Aspects of Hilbert space fragmentation in the quantum East model: fragmentation, subspace-restricted quantum scars, and effects of density-density interactions

TL;DR

This paper analyzes the Hilbert space fragmentation in a constrained quantum model, revealing subspace scars, spectral transitions, and effects of interactions, with implications for thermalization and potential experimental realization.

Contribution

It provides an analytical characterization of Hilbert space fragmentation, identifies subspace scars, and explores the impact of density-density interactions on spectral properties and thermalization.

Findings

Fragmentation follows Dyck sequence and Catalan triangles.

Weak thermalization occurs within largest fragments due to scars.

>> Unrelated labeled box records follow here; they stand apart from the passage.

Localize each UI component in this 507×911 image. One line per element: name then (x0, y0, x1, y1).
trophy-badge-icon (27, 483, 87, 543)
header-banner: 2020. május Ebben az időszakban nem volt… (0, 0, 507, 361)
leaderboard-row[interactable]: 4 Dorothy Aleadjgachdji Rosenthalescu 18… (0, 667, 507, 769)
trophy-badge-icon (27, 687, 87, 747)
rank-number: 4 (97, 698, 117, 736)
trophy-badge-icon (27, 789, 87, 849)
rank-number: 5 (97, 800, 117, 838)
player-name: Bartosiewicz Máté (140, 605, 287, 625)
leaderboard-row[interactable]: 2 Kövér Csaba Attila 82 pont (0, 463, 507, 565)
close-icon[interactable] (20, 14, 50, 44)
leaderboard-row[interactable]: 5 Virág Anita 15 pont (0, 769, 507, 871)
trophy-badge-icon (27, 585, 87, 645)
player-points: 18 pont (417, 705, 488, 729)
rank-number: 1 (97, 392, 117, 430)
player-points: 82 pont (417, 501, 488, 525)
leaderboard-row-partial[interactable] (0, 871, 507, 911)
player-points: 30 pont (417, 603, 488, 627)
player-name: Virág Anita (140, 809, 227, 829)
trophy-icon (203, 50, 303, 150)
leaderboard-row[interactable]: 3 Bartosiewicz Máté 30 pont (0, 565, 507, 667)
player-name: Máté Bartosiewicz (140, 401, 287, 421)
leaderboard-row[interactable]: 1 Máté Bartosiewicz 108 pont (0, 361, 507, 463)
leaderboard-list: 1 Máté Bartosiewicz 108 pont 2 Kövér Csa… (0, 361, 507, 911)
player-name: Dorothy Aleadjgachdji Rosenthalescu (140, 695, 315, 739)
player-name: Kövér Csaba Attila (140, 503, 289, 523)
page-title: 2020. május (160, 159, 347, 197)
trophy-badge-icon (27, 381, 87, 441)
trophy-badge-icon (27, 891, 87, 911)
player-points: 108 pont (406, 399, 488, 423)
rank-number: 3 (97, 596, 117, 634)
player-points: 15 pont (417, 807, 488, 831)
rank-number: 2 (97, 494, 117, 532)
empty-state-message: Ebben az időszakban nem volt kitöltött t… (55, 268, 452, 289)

Interaction V induces a transition from weak ETH violation to localized phase.

Abstract

We investigate a one-dimensional correlated-hopping model of spinless fermions with an East constraint. We first analytically unravel the complete fragmentation structure of this model by labeling each fragment by a unique root configuration and utilizing the transfer matrix method. We show that the growth of the size of each fragment of the model follows the widely studied Dyck sequence, and is therefore analytically tractable with the help of Catalan triangles. While the eigenstate thermalization hypothesis (ETH) does not hold within the full Hilbert space which exhibits Poisson statistics of the energy level spacing, an examination of various quantities restricted to the largest fragments shows that a weaker version of the subspace-restricted thermalization holds. This weaker violation of the ETH within the largest fragments is supported by the presence of subspace-restricted quantum many-body scars due to quantum fragmentation. Next, we show that the inclusion of a nearest-neighbor density-density interaction with strength $V$ induces a spectral transition within the largest fragment from a weakly ETH-violating phase containing scars to a statistical bubble localized phase as $V$ increases. In particular, the $V\to \infty$ limit produces an integrable model. We find that the addition of finite-$V$ stabilizes the ground state near half-filling while keeping intact the fragmentation structure of the East model. However, this behavior abruptly changes exactly at $V = \infty$ due to the emergence of a distinct fragmentation structure. The infinite-$V$ model has many interesting properties, among which the appearance of the ground state and the largest fragment at two different filling fractions is specially noteworthy. Finally, we propose an experimental setup to realize the infinite-$V$ model as a particular limit of a special kind of $t-V$ model with an on-site potential.